Depuis 2002, le Québec (Canada) développe une politique d'accountability basée sur les performances - appelée Gestion axée sur les résultats (GAR). Cette politique, inspirée de la Nouvelle Gestion Publique, se déploie à tous les niveaux du système éducatif (ministère, commissions scolaires et établissements) (Dembélé & al., 2013 ; Maroy & al, 2015). Elle met en place des outils de planification, de contractualisation, des cibles de performance et des indicateurs de résultats dont plusieurs sont basés sur les acquis des élèves testés aux examens ministériels. Cette politique d'accountability semble à « enjeux faibles » (Maroy & Voisin, 2013 et 2014). Cependant, nous montrons qu'elle tend à produire plusieurs des dérives et des effets indésirés constatés dans les systèmes d'accountability à enjeux forts (réduction curriculaire, « teaching to the test », triche) (Rozenzwayn & Dumay, 2014).
La GAR a été mise en œuvre de façon pro-active par les Commissions scolaires (CS) en appliquant non seulement les prescriptions légales, mais en mettant en action un ensemble d'outils statistiques et managériaux mais aussi pédagogiques qui permettent un suivi et un accompagnement professionnel des équipes enseignantes et d'effectuer diverses pressions au changement (Maroy & al, 2017). Ces outils ont permis le développement d'une gestion effective des pratiques pédagogiques, gestion qui jusque là était seulement évoquée discursivement par le discours sur le leadership pédagogique. Les gestionnaires appuyés par divers professionnels (analystes, conseillers pédagogiques) visibilisent, évaluent et régulent certaines pratiques pédagogiques des enseignants, car elles sont associées aux cibles de résultat des écoles et aux redditions de compte que l'école ou la CS doit faire sur son efficacité.

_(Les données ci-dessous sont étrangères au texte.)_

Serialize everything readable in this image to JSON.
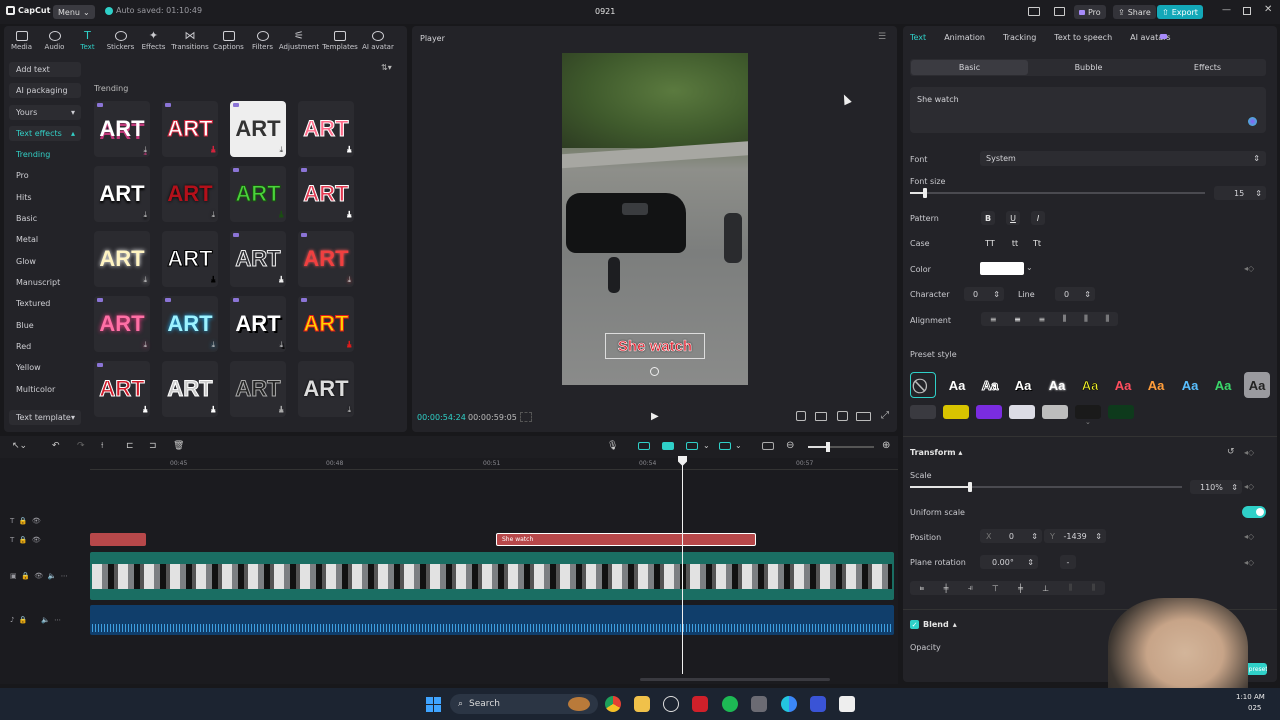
{
  "titlebar": {
    "logo": "CapCut",
    "menu": "Menu",
    "autosave": "Auto saved: 01:10:49",
    "project": "0921",
    "pro": "Pro",
    "share": "Share",
    "export": "Export"
  },
  "top_tabs": [
    "Media",
    "Audio",
    "Text",
    "Stickers",
    "Effects",
    "Transitions",
    "Captions",
    "Filters",
    "Adjustment",
    "Templates",
    "AI avatar"
  ],
  "sidebar": {
    "add_text": "Add text",
    "ai_packaging": "AI packaging",
    "yours": "Yours",
    "text_effects": "Text effects",
    "items": [
      "Trending",
      "Pro",
      "Hits",
      "Basic",
      "Metal",
      "Glow",
      "Manuscript",
      "Textured",
      "Blue",
      "Red",
      "Yellow",
      "Multicolor"
    ],
    "text_template": "Text template"
  },
  "library": {
    "section": "Trending",
    "tile_text": "ART"
  },
  "player": {
    "title": "Player",
    "caption": "She watch",
    "time_current": "00:00:54:24",
    "time_total": "00:00:59:05"
  },
  "inspector": {
    "tabs": [
      "Text",
      "Animation",
      "Tracking",
      "Text to speech",
      "AI avatars"
    ],
    "subtabs": [
      "Basic",
      "Bubble",
      "Effects"
    ],
    "text_value": "She watch",
    "font_label": "Font",
    "font_value": "System",
    "font_size_label": "Font size",
    "font_size_value": "15",
    "font_size_fraction": 0.05,
    "pattern_label": "Pattern",
    "pattern_buttons": [
      "B",
      "U",
      "I"
    ],
    "case_label": "Case",
    "case_buttons": [
      "TT",
      "tt",
      "Tt"
    ],
    "color_label": "Color",
    "color_value": "#ffffff",
    "character_label": "Character",
    "character_value": "0",
    "line_label": "Line",
    "line_value": "0",
    "alignment_label": "Alignment",
    "preset_label": "Preset style",
    "preset_text": "Aa",
    "transform_label": "Transform",
    "scale_label": "Scale",
    "scale_value": "110%",
    "scale_fraction": 0.22,
    "uniform_label": "Uniform scale",
    "position_label": "Position",
    "x_label": "X",
    "x_value": "0",
    "y_label": "Y",
    "y_value": "-1439",
    "rotation_label": "Plane rotation",
    "rotation_value": "0.00°",
    "rotation_extra": "-",
    "blend_label": "Blend",
    "opacity_label": "Opacity",
    "save_preset": "Save as preset"
  },
  "timeline": {
    "ruler": [
      "00:45",
      "00:48",
      "00:51",
      "00:54",
      "00:57"
    ],
    "text_clip": "She watch"
  },
  "taskbar": {
    "search": "Search",
    "time": "1:10 AM",
    "date": "025"
  },
  "colors": {
    "accent": "#2fd0c8",
    "export": "#13a8b8",
    "text_clip": "#b7484a",
    "video_track": "#1a6e63",
    "audio_track": "#103e6b"
  }
}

Notre présentation insistera sur les conséquences de la GAR sur l'autonomie professionnelle (Freidson, 2001) et les pratiques des enseignants. La GAR tend à réduire la latitude de choix des enseignants en ce qui concerne le contenu des enseignements et les pratiques d'évaluation, alors que les relations et méthodes pédagogiques sont moins touchées. On assiste donc à une tendance à la déprofessionnalisation des enseignants (Demailly et de la Broise, 2009).
Nous analyserons aussi la diversité des réponses faites par les enseignants à ces pressions institutionnelles (Coburn, 2004). Notre analyse montre que les réponses les plus fréquentes sont le rejet et l'accommodation, mais aussi le renoncement à certaines pratiques souhaitées, soit des pratiques « empêchées » par la mise en œuvre de la GAR, un type de réponse qui s'ajoute donc à la typologie de Coburn.
Basée sur un cadrage théorique pluriel (sociologie de l'action publique et des groupes professionnels, néo-institutionnalisme), cette étude qualitative a porté sur 4 CS (61 interviews et analyse documentaire). Au niveau des établissements, elle se base sur des entretiens auprès d'enseignants (N = 21) et de membres des équipes de direction (n=8) de quatre établissements secondaires.
Cette analyse peut être pertinente à considérer à l'heure où en FWB se met en oeuvre le volet "gouvernance" du Pacte d'excellence et les plans de pilotage.